The moral of McInnis’ story…does not appear to have reached second-tier GOP gubernatorial candidate Dan Maes. As the Longmont Times-Call reports:
Maes, who’s campaigning to be Ritter’s GOP challenger in next year’s general election, pitched his candidacy Wednesday to more than 20 people attending a Boulder County Republican Breakfast meeting…
“We must have a Republican governor,” Maes said, especially if Democrats maintain majority control of both houses of the Legislature in the 2010 elections.
And while the 48-year-old Maes is a relative newcomer to Colorado’s political scene, he suggested his new ideas will be assets to the state Republican Party.

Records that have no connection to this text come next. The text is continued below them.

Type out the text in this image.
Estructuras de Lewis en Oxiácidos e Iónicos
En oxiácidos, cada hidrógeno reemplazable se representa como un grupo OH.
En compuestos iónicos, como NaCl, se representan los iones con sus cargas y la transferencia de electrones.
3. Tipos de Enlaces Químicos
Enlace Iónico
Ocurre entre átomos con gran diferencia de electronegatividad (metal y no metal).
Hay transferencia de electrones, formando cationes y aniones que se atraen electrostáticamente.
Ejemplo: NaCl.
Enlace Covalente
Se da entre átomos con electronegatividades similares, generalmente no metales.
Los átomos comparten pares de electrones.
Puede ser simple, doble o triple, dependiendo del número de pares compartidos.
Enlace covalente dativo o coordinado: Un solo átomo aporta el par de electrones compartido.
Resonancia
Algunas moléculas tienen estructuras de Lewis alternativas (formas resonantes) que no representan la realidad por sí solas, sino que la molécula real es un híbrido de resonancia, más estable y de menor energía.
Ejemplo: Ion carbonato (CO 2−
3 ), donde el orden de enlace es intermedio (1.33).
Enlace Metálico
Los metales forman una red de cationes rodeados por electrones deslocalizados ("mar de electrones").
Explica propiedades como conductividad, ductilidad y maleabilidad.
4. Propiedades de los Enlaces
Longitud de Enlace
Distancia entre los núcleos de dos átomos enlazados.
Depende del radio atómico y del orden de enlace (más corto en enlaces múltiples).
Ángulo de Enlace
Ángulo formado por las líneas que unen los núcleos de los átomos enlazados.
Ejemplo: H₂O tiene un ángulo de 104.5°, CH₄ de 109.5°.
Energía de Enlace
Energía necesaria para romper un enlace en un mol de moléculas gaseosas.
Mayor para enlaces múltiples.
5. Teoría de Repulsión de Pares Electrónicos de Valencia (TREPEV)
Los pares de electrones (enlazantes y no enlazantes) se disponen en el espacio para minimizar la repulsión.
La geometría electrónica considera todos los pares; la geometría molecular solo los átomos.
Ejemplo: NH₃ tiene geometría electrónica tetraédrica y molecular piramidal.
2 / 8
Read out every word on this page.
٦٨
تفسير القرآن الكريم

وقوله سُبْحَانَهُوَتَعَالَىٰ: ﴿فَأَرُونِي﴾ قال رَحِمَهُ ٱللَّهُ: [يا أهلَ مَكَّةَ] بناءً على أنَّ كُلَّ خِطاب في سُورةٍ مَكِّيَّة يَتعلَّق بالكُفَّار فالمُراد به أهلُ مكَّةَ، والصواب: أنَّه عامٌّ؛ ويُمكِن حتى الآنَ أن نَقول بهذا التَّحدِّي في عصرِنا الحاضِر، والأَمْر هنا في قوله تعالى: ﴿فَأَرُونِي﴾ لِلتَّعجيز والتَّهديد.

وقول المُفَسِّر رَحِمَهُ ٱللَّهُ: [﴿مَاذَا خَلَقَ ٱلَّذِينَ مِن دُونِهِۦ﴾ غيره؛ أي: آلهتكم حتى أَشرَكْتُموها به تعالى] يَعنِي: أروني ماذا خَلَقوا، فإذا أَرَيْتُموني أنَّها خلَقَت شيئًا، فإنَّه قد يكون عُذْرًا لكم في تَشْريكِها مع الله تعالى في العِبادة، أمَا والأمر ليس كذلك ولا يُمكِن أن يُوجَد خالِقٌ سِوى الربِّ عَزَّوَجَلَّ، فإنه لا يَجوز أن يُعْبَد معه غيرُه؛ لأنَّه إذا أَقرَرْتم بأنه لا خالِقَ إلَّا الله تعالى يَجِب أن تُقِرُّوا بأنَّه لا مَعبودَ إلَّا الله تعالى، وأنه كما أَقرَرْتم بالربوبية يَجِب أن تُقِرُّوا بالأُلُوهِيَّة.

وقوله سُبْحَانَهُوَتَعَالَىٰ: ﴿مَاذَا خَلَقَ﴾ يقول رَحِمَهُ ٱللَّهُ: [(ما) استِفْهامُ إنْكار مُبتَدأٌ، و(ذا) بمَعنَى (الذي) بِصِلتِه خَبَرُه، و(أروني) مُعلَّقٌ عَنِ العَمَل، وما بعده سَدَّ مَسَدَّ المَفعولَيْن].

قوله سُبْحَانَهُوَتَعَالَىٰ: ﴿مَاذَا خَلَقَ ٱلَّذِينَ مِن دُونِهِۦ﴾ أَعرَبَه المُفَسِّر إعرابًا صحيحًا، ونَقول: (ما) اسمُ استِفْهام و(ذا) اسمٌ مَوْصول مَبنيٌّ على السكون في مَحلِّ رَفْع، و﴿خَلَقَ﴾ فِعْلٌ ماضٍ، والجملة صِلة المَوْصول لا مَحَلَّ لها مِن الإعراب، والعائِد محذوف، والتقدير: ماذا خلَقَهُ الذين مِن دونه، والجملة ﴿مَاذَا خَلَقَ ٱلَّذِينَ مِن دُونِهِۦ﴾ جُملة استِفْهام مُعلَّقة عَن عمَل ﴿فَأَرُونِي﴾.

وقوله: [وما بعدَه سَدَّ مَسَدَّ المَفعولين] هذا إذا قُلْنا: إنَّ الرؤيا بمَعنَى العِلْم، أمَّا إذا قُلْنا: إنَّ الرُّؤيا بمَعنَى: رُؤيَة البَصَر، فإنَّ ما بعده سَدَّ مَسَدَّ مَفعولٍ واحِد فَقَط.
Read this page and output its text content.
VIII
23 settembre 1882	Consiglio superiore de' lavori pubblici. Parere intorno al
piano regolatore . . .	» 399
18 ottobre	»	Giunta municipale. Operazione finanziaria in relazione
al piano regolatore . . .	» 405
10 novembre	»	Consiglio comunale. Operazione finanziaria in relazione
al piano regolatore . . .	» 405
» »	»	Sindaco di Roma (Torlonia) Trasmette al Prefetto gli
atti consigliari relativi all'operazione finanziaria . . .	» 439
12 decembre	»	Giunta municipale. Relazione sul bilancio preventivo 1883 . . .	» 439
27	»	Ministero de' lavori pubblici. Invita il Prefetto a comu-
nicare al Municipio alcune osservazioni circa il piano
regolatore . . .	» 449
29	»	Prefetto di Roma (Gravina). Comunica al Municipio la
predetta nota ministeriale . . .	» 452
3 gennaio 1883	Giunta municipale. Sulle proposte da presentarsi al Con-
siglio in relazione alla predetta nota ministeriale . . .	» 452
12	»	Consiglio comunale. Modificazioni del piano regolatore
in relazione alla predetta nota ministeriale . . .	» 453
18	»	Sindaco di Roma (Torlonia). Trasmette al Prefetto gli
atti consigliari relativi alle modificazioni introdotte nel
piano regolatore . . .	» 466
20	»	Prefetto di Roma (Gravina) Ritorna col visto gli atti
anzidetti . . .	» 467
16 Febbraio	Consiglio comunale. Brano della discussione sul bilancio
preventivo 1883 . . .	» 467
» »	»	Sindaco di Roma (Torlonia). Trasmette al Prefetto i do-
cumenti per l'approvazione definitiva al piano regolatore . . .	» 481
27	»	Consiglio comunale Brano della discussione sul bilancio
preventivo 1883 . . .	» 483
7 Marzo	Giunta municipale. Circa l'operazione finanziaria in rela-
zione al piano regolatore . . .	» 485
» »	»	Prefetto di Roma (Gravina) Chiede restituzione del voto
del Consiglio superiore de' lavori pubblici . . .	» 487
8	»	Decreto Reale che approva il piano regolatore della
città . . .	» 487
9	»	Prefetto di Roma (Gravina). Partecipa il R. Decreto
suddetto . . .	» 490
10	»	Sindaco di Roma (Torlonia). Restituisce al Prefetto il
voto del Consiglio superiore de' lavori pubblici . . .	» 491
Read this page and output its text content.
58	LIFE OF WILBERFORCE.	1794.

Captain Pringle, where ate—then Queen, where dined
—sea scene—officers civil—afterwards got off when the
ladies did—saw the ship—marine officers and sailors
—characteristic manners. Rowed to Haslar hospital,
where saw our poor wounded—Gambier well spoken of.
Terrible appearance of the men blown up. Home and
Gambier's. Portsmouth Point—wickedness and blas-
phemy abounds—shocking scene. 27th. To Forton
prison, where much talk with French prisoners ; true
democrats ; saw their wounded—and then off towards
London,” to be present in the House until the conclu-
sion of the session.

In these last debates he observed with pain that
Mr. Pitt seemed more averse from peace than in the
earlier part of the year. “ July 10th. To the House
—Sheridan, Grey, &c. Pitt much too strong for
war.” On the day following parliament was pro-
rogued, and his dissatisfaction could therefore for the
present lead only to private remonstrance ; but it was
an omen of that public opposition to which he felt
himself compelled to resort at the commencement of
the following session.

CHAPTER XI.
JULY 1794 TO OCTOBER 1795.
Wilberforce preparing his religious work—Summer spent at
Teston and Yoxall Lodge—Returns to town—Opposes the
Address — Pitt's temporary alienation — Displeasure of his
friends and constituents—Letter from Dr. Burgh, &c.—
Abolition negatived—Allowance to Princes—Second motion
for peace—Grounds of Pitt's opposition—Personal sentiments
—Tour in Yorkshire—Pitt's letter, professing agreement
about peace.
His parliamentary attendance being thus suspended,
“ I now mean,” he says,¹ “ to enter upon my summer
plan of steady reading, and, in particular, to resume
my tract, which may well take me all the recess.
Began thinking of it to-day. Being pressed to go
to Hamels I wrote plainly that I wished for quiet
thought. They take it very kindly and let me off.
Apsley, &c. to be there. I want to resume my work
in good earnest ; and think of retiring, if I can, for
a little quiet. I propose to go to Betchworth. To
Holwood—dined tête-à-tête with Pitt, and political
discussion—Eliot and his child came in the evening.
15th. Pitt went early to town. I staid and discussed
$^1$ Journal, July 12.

…During his brief breakfast speech at Longmont’s IHOP Restaurant, Maes did not identify any of his potential GOP rivals for the party’s gubernatorial nomination by name.
But Maes said one is “a 22-year-career politician” – an apparent reference to Grand Junction Republican Scott McInnis, a former congressman and former state legislator who filed his candidacy papers May 18.
Maes also said another possible GOP gubernatorial candidates is “a young man” who’s “already a career politician,” an apparent reference to state Senate Minority Leader Josh Penry, R-Grand Junction.
Got that? Dan Maes for Governor, baby: everybody else sucks. Keep that in mind after he gets buried at the state party convention, okay?